Chris Burden's Ode to Santos Dumont at the Los Angeles County Museum of Art (LACMA) is an elegant piece of engineering, as great engineering should be. I know about that which I speak as my late (actually he was never not on time, usually early) father, Al Deutsch, was a skilled and creative engineer. He as a wonderful draftsman; everything he built in our house, not to mention for his industrial employers, was well sketched, measured and ... did I mention measured and sketched? His desk remains filled with all sorts of mechanical pencils, rulers and templates, and other drafting equipment (something that fits on the side of a table and has an adjustable right angle gizmo so that parallel lines can be made accurately). I have his slide rules with which he built machines and calculated critical dimensions used in the nuclear and chemical businesses.

Thus the conceit of having Burden's kinetic work at LACMA, instead of the airplane/spaceship - filled exhibitions at the Science Museum in Expo Park or in an auxiliary  off-site venue, such as the Barker Hangar at the Santa Monica Airport, provokes us to consider the art - forward aspects of the work.
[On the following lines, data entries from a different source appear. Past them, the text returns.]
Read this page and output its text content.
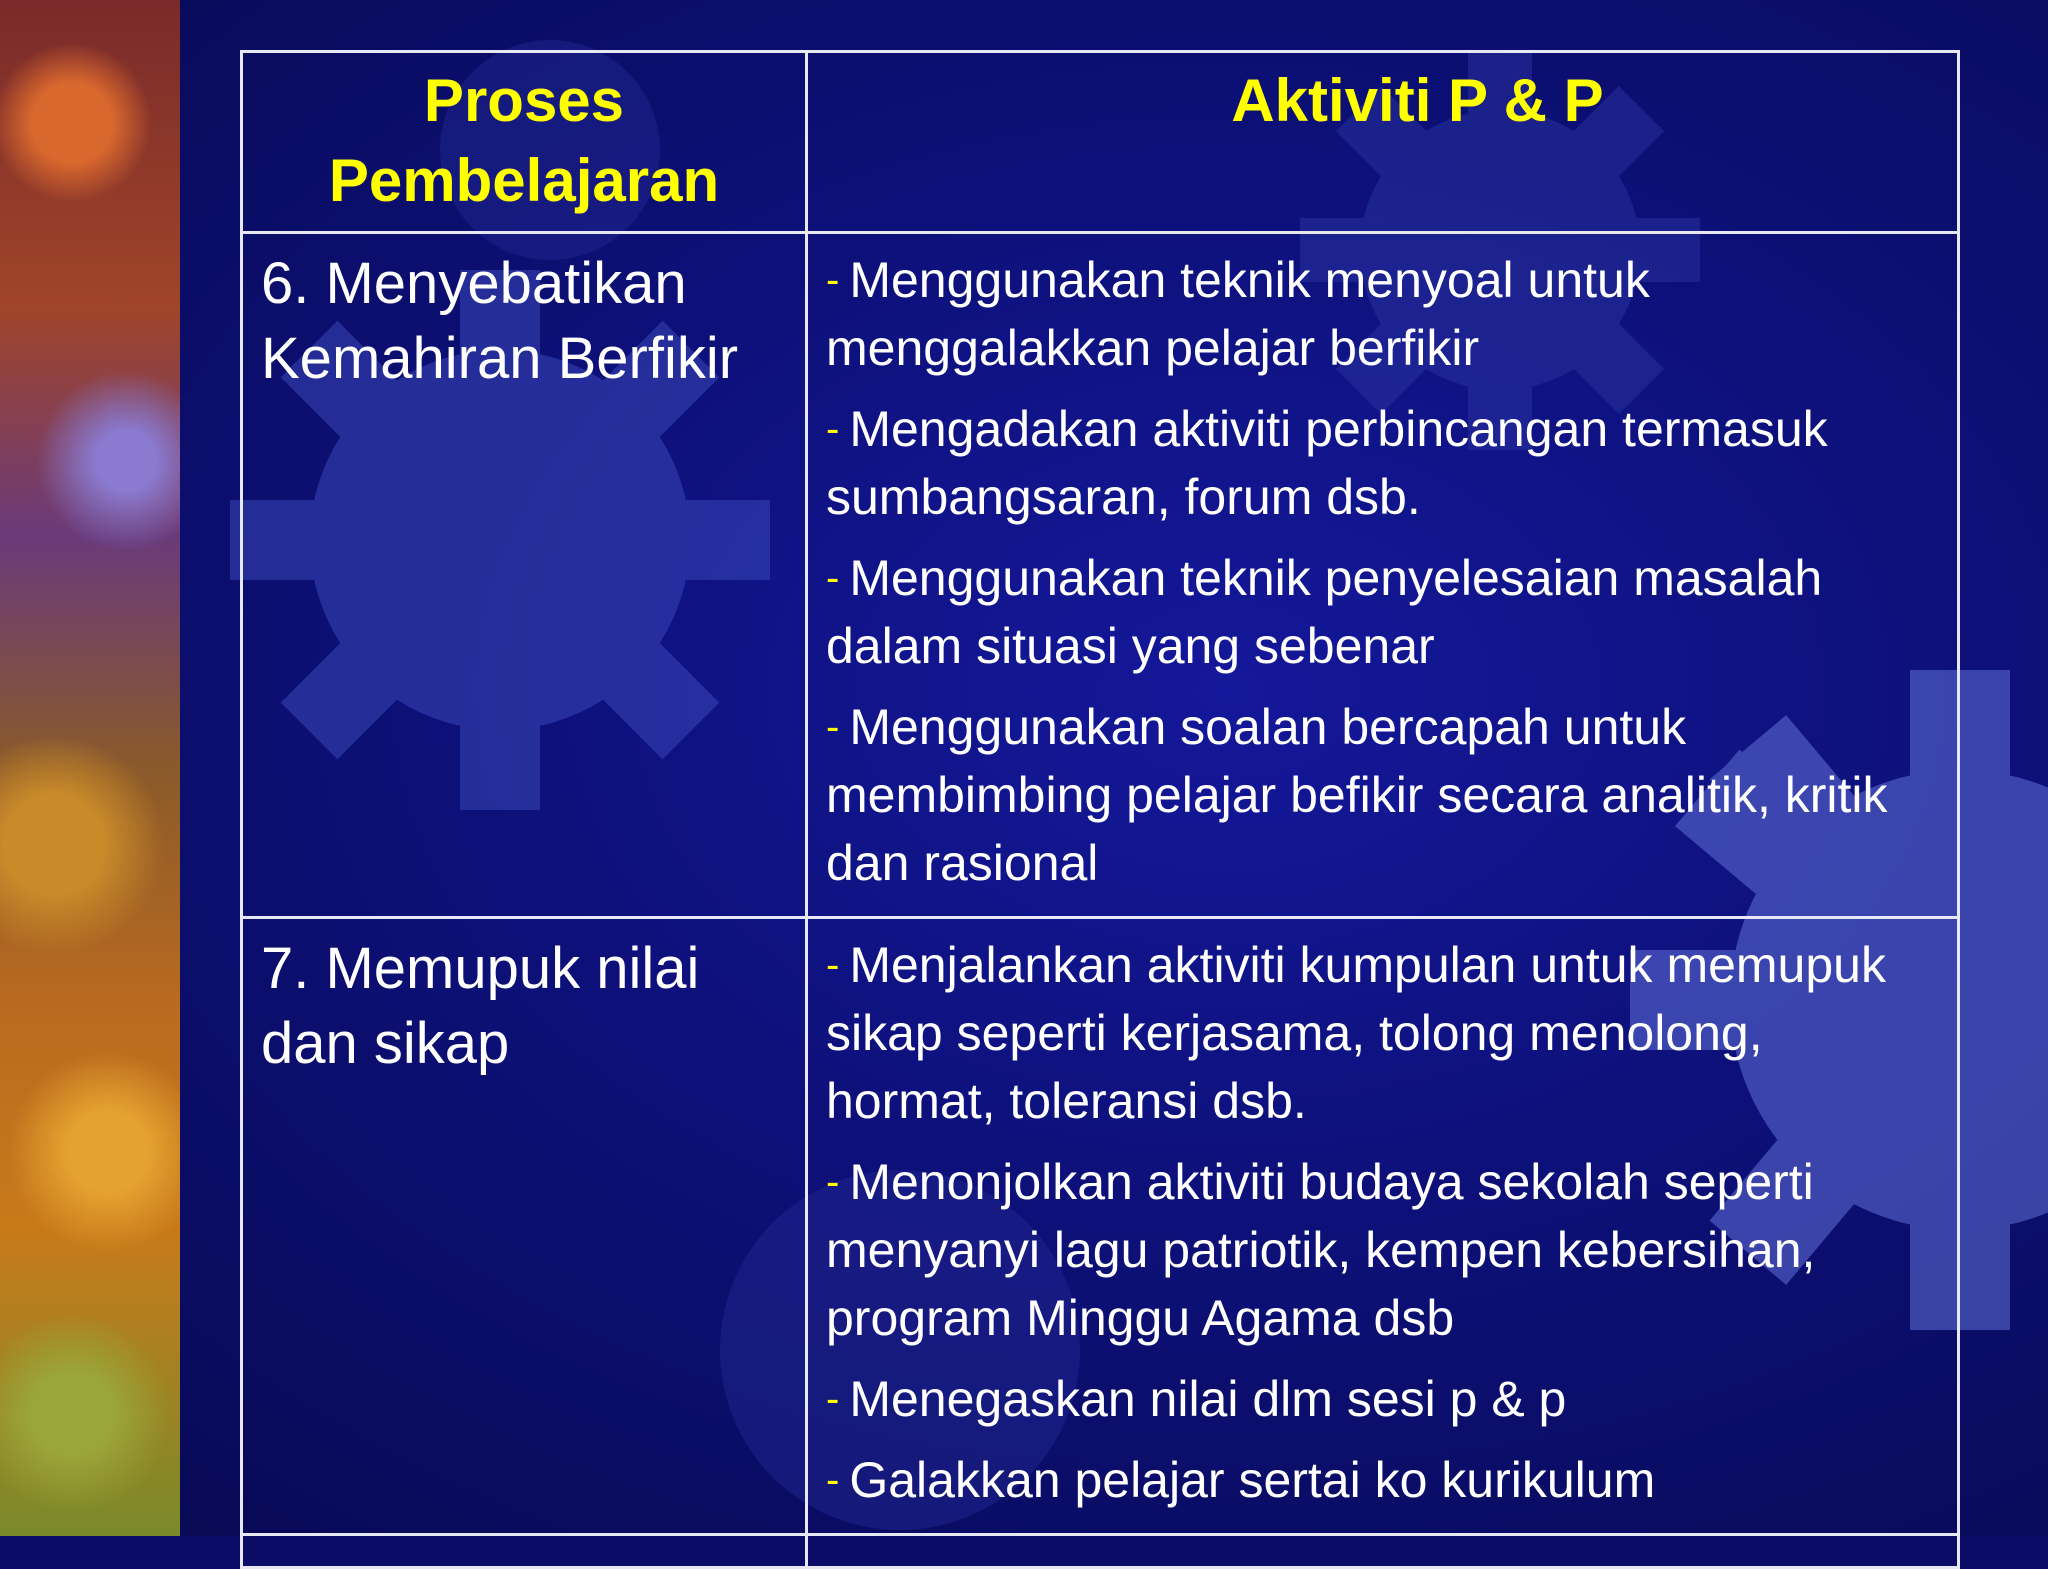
Proses Pembelajaran	Aktiviti P & P

6. Menyebatikan Kemahiran Berfikir	- Menggunakan teknik menyoal untuk menggalakkan pelajar berfikir
- Mengadakan aktiviti perbincangan termasuk sumbangsaran, forum dsb.
- Menggunakan teknik penyelesaian masalah dalam situasi yang sebenar
- Menggunakan soalan bercapah untuk membimbing pelajar befikir secara analitik, kritik dan rasional

7. Memupuk nilai dan sikap	- Menjalankan aktiviti kumpulan untuk memupuk sikap seperti kerjasama, tolong menolong, hormat, toleransi dsb.
- Menonjolkan aktiviti budaya sekolah seperti menyanyi lagu patriotik, kempen kebersihan, program Minggu Agama dsb
- Menegaskan nilai dlm sesi p & p
- Galakkan pelajar sertai ko kurikulum
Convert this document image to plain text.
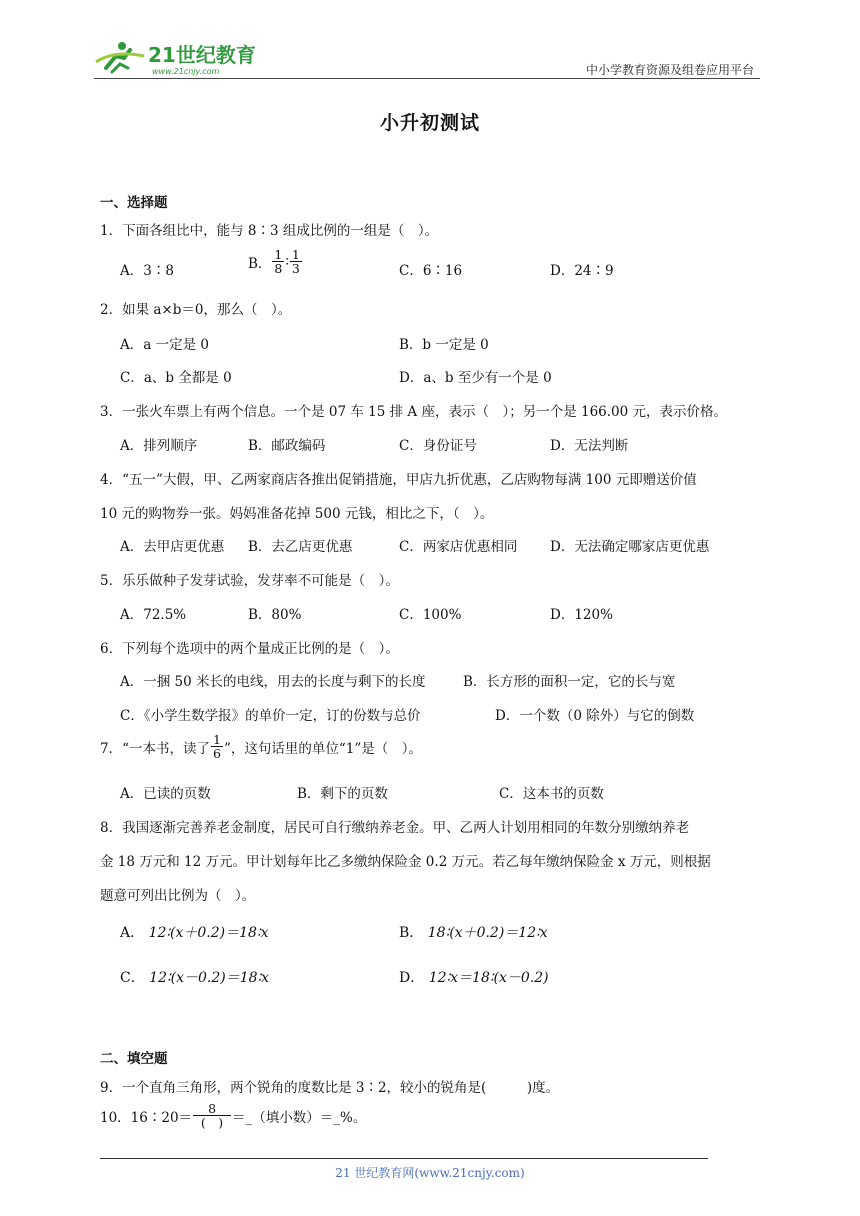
21世纪教育
www.21cnjy.com	中小学教育资源及组卷应用平台
小升初测试
一、选择题
1．下面各组比中，能与 8∶3 组成比例的一组是（　）。
A．3∶8	B． $\frac{1}{8}$ ∶ $\frac{1}{3}$	C．6∶16	D．24∶9
2．如果 a×b＝0，那么（　）。
A．a 一定是 0	B．b 一定是 0
C．a、b 全都是 0	D．a、b 至少有一个是 0
3．一张火车票上有两个信息。一个是 07 车 15 排 A 座，表示（　）；另一个是 166.00 元，表示价格。
A．排列顺序	B．邮政编码	C．身份证号	D．无法判断
4．“五一”大假，甲、乙两家商店各推出促销措施，甲店九折优惠，乙店购物每满 100 元即赠送价值
10 元的购物券一张。妈妈准备花掉 500 元钱，相比之下，（　）。
A．去甲店更优惠 B．去乙店更优惠	C．两家店优惠相同 D．无法确定哪家店更优惠
5．乐乐做种子发芽试验，发芽率不可能是（　）。
A．72.5%	B．80%	C．100%	D．120%
6．下列每个选项中的两个量成正比例的是（　）。
A．一捆 50 米长的电线，用去的长度与剩下的长度	B．长方形的面积一定，它的长与宽
C．《小学生数学报》的单价一定，订的份数与总价	D．一个数（0 除外）与它的倒数
7．“一本书，读了 $\frac{1}{6}$ ”，这句话里的单位“1”是（　）。
A．已读的页数	B．剩下的页数	C．这本书的页数
8．我国逐渐完善养老金制度，居民可自行缴纳养老金。甲、乙两人计划用相同的年数分别缴纳养老
金 18 万元和 12 万元。甲计划每年比乙多缴纳保险金 0.2 万元。若乙每年缴纳保险金 x 万元，则根据
题意可列出比例为（　）。
A． 12∶(x＋0.2)＝18∶x	B． 18∶(x＋0.2)＝12∶x
C． 12∶(x－0.2)＝18∶x	D． 12∶x＝18∶(x－0.2)
二、填空题
9．一个直角三角形，两个锐角的度数比是 3∶2，较小的锐角是(　　　)度。
10．16∶20＝ $\frac{8}{( )}$ ＝_（填小数）＝_%。
21 世纪教育网(www.21cnjy.com)
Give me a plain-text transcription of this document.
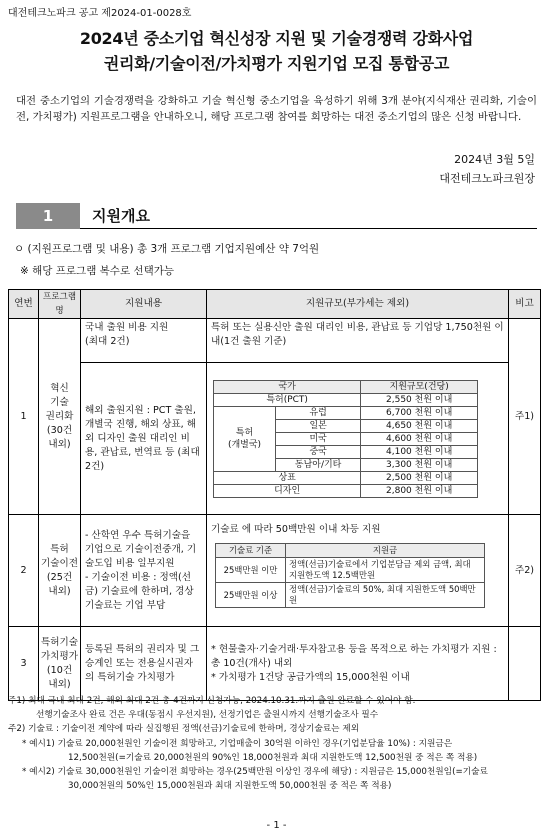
대전테크노파크 공고 제2024-01-0028호
2024년 중소기업 혁신성장 지원 및 기술경쟁력 강화사업
권리화/기술이전/가치평가 지원기업 모집 통합공고
대전 중소기업의 기술경쟁력을 강화하고 기술 혁신형 중소기업을 육성하기 위해 3개 분야(지식재산 권리화, 기술이전, 가치평가) 지원프로그램을 안내하오니, 해당 프로그램 참여를 희망하는 대전 중소기업의 많은 신청 바랍니다.
2024년 3월 5일
대전테크노파크원장
1	지원개요
ㅇ (지원프로그램 및 내용) 총 3개 프로그램 기업지원예산 약 7억원
※ 해당 프로그램 복수로 선택가능
연번	프로그램명	지원내용	지원규모(부가세는 제외)	비고
1	혁신
기술
권리화
(30건
내외)	국내 출원 비용 지원
(최대 2건)	특허 또는 실용신안 출원 대리인 비용, 관납료 등 기업당 1,750천원 이내(1건 출원 기준)	주1)
해외 출원지원 : PCT 출원, 개별국 진행, 해외 상표, 해외 디자인 출원 대리인 비용, 관납료, 번역료 등 (최대 2건)	
국가	지원규모(건당)
특허(PCT)	2,550 천원 이내
특허
(개별국)	유럽	6,700 천원 이내
일본	4,650 천원 이내
미국	4,600 천원 이내
중국	4,100 천원 이내
동남아/기타	3,300 천원 이내
상표	2,500 천원 이내
디자인	2,800 천원 이내

2	특허
기술이전
(25건
내외)	- 산학연 우수 특허기술을 기업으로 기술이전중개, 기술도입 비용 일부지원
- 기술이전 비용 : 정액(선금) 기술료에 한하며, 경상기술료는 기업 부담	
기술료 에 따라 50백만원 이내 차등 지원
기술료 기준	지원금
25백만원 이만	정액(선금)기술료에서 기업분담금 제외 금액, 최대 지원한도액 12.5백만원
25백만원 이상	정액(선금)기술료의 50%, 최대 지원한도액 50백만원
	주2)
3	특허기술
가치평가
(10건
내외)	등록된 특허의 권리자 및 그 승계인 또는 전용실시권자의 특허기술 가치평가	
* 현물출자·기술거래·투자참고용 등을 목적으로 하는 가치평가 지원 : 총 10건(개사) 내외
* 가치평가 1건당 공급가액의 15,000천원 이내

주1) 최대 국내 최대 2건, 해외 최대 2건 총 4건까지 신청가능, 2024.10.31.까지 출원 완료할 수 있어야 함.
선행기술조사 완료 건은 우대(동점시 우선지원), 선정기업은 출원시까지 선행기술조사 필수
주2) 기술료 : 기술이전 계약에 따라 실집행된 정액(선금)기술료에 한하며, 경상기술료는 제외
* 예시1) 기술료 20,000천원인 기술이전 희망하고, 기업매출이 30억원 이하인 경우(기업분담율 10%) : 지원금은
12,500천원(=기술료 20,000천원의 90%인 18,000천원과 최대 지원한도액 12,500천원 중 적은 쪽 적용)
* 예시2) 기술료 30,000천원인 기술이전 희망하는 경우(25백만원 이상인 경우에 해당) : 지원금은 15,000천원임(=기술료
30,000천원의 50%인 15,000천원과 최대 지원한도액 50,000천원 중 적은 쪽 적용)
- 1 -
The word "elegant", as in "Elegant Universe" is important. Here is where aesthetic meets science. Where the journey is as  gorgeous as the goal. The magical twist of fate makes the energy used well worth the investment.

The artist, who, like my father, was always early, in this case to depart this material plane, must have enjoyed his childhood -- or clearly wasn't done with it, as his Metropolis II Erector Set + Hot Wheels (all trademarked names, of course) work also in the LACMA collection, seems to be an "if you could build anything you would like, what would it be ..." moment.What adult wouldn't enjoy fulfilling a childhood fantasy given all the resources necessary. What child wouldn't love to have grown-up toys? Isn't this what the high-tech design movement was about, with such now defunct stores in LA as Industrial Revolution on Melrose.

The beautiful movement of Santos around the Resnick Pavilion reminds me of the soft, relaxed pace of Hayao Miyazaki's last film The Wind Rises. In the illustrated feature the protagonist Jiro Horikoshi conjures up Italian aeroplane designer Giovanni Caproni as he searches for that elegant solution to a technical challenge that intended nonetheless deadly consequences.

I almost wanted to hear music in the pavilion today. It was as much an ode as it was elegiac.